February 14th 1966 saw the introduction of decimal coins into circulation in Australia and for the first time the Royal Australian Mint made uncirculated grade coins in sets available to collectors and visitors to the mint. The very first of these sets were coins sealed in plastic and then sealed in a blue and white cardboard holder which was initially available only to visitors to the new Royal Australian Mint facility in Canberra. The sets included an example of each of the new decimal coins, the 80% silver round 50c coin, the cupro nickel 20c, 10c, and 5c and finally the bronze 2 and 1 cent coins. With a total face value of 88c these carded mint sets were available for just $1 (just a 14% markup), a far cry from the margins achieved with mint product sold these days (the 2010 mint set has a massive 679% markup)!

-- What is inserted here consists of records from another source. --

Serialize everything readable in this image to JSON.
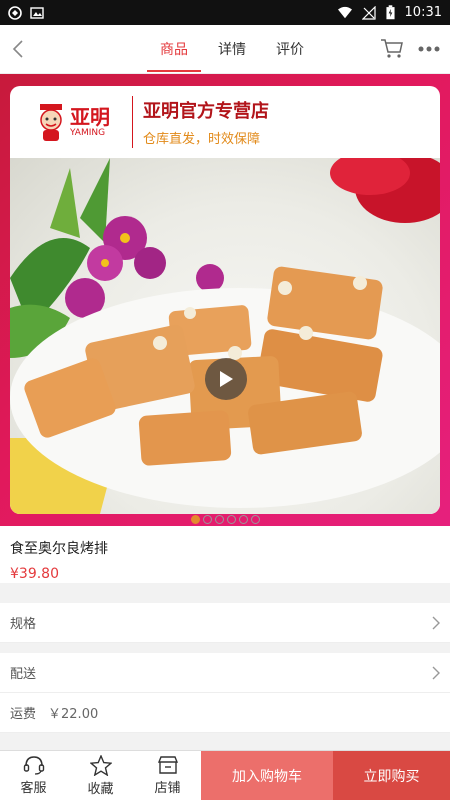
{
  "status_bar": {
    "time": "10:31"
  },
  "nav": {
    "tabs": [
      {
        "label": "商品"
      },
      {
        "label": "详情"
      },
      {
        "label": "评价"
      }
    ]
  },
  "banner": {
    "logo_cn": "亚明",
    "logo_en": "YAMING",
    "store_name": "亚明官方专营店",
    "store_slogan": "仓库直发，时效保障"
  },
  "product": {
    "name": "食至奥尔良烤排",
    "price": "¥39.80"
  },
  "rows": {
    "spec_label": "规格",
    "delivery_label": "配送",
    "shipping_label": "运费",
    "shipping_value": "￥22.00"
  },
  "bottom": {
    "service_label": "客服",
    "favorite_label": "收藏",
    "shop_label": "店铺",
    "add_cart_label": "加入购物车",
    "buy_now_label": "立即购买"
  },
  "colors": {
    "accent": "#e4393c",
    "cart_button": "#ec6f6b",
    "buy_button": "#d94943"
  },
  "icons": [
    "back-icon",
    "cart-icon",
    "more-icon",
    "play-icon",
    "headset-icon",
    "star-icon",
    "shop-icon",
    "chevron-right-icon"
  ]
}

77,250 of the sets were issued during 1966 and 1967, but shortages of Australian minted 20, 10, and 5 cent coins meant that 67,250 of the sets contained London (which had been minting Australian decimal coins since 1965) minted cupro nickel coins. The remaining 10,000 sets contained 20, 10, and 5 cent coins that were minted in Canberra and continued to be available right though until early 1967.

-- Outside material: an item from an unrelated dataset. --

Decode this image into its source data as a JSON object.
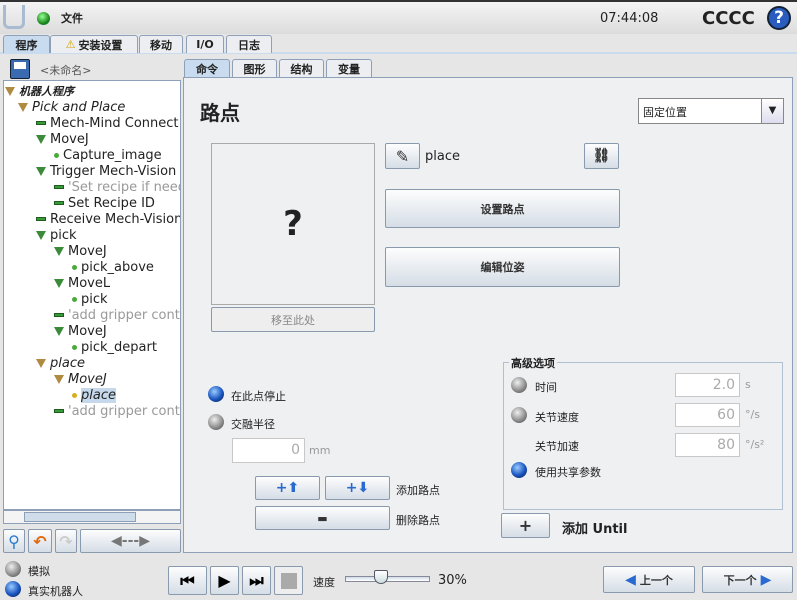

As is normal for most numismatic collectables, condition is everything with regards to the value of these sets. Prices for these sets currently range from $40 or so for a poor set that is damaged or written on, up to $80+ for a pristine set with un-toned copper coins. It is quite common for these sets to be found stapled across the top and we’re not sure if this was done by the RAM at time of issue or later by collectors to stop the paper separating. Either way the stapling does have some effect on the value with the staples often rusting and staining the cardboard. Just recently we saw a lovely 1966 carded mint set sell at an auction in Canberra with the original RAM packing slip, this went for $140. This was the first time we’ve seen one come up for sale with the packing slip. You can see an image of a packing slip below (we’ve been lucky enough to secure a number of these sets with slips just in the last few days).
To have the original slip, an unstapled set with pristine coins in undamaged or non dog-eared cardboard is certainly a superior set to look out for, if you can find one!